Looking back over the week I am amazed at how tough the terrain is out here. Far above the Artic circle much of the ground is permafrost. Permafrost looks a bit like stone only when you touch it its slightly springy as if the ground is made out of grey foam rubber. There are very few trees here, a few stunted birches in sheltered spots and then just barren ground. But it is not really barren it is all, just miniaturised. One day Anders walked us slowly around the campsite and he pointed out dozens of tiny plants including what has to be the worlds smallest birch tree forest at less than one cm tall.
Walking here is a challenge because there are no real paths and the ground – except where it is solid rock – as been frost heaved into a maze of knee high humps. Jumping from one hump to the next all day is very tiring because there is no rhythm to it. Not jumping is challenging because the spaces between the humps twists and turns and is not generally wide enough for a whole boot. What really strikes an urbanite out here are the skies! Clear bright skies that stretch on forever. We have not been lucky with our weather but we have still seen some amazing skies. Tonight though the sky stops just metres above our heads.

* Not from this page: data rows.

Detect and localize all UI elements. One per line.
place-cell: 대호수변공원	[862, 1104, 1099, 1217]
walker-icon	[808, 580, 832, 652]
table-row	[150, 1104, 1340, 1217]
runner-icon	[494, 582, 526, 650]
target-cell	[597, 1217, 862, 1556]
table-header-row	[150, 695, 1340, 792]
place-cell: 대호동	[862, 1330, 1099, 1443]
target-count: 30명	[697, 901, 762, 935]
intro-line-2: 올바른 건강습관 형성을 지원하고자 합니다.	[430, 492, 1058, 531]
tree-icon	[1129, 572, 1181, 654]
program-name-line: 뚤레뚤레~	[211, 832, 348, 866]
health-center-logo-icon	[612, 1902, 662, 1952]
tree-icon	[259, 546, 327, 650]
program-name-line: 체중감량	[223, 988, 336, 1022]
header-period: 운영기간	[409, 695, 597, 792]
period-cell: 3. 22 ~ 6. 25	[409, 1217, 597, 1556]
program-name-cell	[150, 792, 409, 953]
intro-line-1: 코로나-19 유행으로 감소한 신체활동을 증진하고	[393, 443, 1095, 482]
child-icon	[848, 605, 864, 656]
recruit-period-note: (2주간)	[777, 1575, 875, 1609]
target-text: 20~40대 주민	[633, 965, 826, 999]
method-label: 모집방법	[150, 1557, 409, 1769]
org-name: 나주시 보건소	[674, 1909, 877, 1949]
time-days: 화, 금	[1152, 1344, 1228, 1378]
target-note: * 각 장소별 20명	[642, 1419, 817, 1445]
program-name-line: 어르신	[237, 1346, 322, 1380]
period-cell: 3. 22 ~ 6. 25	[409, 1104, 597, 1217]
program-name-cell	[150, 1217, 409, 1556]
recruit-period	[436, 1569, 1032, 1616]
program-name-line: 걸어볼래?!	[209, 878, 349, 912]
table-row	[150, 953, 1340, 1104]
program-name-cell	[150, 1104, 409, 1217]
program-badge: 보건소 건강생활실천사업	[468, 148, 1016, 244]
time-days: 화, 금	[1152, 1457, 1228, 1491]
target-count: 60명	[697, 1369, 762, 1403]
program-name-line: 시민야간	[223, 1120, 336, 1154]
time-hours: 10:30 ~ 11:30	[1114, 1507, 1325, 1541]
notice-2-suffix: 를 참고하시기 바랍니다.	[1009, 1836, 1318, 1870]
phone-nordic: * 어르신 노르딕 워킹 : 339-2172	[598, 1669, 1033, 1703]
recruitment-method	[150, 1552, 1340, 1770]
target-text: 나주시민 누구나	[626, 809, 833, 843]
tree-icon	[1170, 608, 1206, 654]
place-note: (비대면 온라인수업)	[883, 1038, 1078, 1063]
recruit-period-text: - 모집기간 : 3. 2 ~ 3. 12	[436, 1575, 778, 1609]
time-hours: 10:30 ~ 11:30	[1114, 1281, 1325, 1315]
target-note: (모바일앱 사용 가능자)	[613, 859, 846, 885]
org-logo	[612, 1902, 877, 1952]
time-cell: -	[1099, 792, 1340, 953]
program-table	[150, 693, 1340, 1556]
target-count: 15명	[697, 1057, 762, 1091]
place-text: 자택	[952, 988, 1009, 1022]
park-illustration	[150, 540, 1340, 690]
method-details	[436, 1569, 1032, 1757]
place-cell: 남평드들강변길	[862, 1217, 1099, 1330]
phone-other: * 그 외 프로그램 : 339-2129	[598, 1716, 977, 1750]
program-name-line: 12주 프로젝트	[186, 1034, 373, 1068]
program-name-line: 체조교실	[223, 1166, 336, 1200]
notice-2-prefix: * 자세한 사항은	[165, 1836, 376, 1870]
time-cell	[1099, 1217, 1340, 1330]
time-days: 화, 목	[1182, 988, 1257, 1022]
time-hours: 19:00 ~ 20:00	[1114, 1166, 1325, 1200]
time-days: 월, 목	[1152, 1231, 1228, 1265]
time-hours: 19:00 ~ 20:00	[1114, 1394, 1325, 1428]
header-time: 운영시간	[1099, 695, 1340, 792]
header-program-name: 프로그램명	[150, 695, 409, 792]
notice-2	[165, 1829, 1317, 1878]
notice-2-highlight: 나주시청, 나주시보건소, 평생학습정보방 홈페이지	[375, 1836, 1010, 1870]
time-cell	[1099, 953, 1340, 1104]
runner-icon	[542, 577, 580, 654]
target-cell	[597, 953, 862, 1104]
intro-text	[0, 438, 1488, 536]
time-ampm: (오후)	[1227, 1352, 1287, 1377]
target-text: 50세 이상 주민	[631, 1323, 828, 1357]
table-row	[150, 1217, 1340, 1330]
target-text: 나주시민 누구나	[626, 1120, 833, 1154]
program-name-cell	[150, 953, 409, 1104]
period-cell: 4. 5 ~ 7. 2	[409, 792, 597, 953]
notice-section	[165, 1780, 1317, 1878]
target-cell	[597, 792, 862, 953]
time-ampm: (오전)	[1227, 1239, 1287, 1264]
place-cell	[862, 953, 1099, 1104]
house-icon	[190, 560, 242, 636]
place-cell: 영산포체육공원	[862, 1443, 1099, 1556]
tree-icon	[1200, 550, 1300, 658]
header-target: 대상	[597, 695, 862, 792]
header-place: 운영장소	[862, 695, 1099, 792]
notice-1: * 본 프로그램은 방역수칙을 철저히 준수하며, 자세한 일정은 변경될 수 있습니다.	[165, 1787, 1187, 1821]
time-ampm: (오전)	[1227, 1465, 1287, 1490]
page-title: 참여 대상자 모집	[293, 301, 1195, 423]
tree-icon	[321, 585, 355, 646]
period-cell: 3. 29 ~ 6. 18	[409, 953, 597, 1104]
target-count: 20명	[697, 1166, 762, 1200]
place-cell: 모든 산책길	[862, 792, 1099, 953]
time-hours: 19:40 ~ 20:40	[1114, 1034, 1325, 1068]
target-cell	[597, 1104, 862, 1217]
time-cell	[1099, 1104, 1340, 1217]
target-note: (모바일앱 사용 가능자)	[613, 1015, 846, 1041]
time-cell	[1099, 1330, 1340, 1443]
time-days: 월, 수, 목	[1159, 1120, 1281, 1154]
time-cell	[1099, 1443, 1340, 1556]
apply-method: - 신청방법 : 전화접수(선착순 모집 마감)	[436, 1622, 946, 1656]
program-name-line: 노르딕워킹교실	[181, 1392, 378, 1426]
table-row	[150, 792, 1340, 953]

Morning brings a light wind which partially disperses the clouds by the time we pack the reindeer. Just as we start the sun breaks through and a beautiful rainbow marks the end of our trip. It moves with us as we hike escorting us off the mountain. By the time we reach the parking lot where we will catch the bus the sun is out and we have stripped down to shirtsleeves. The mountains are showing their best side luring us back and making us not want to leave.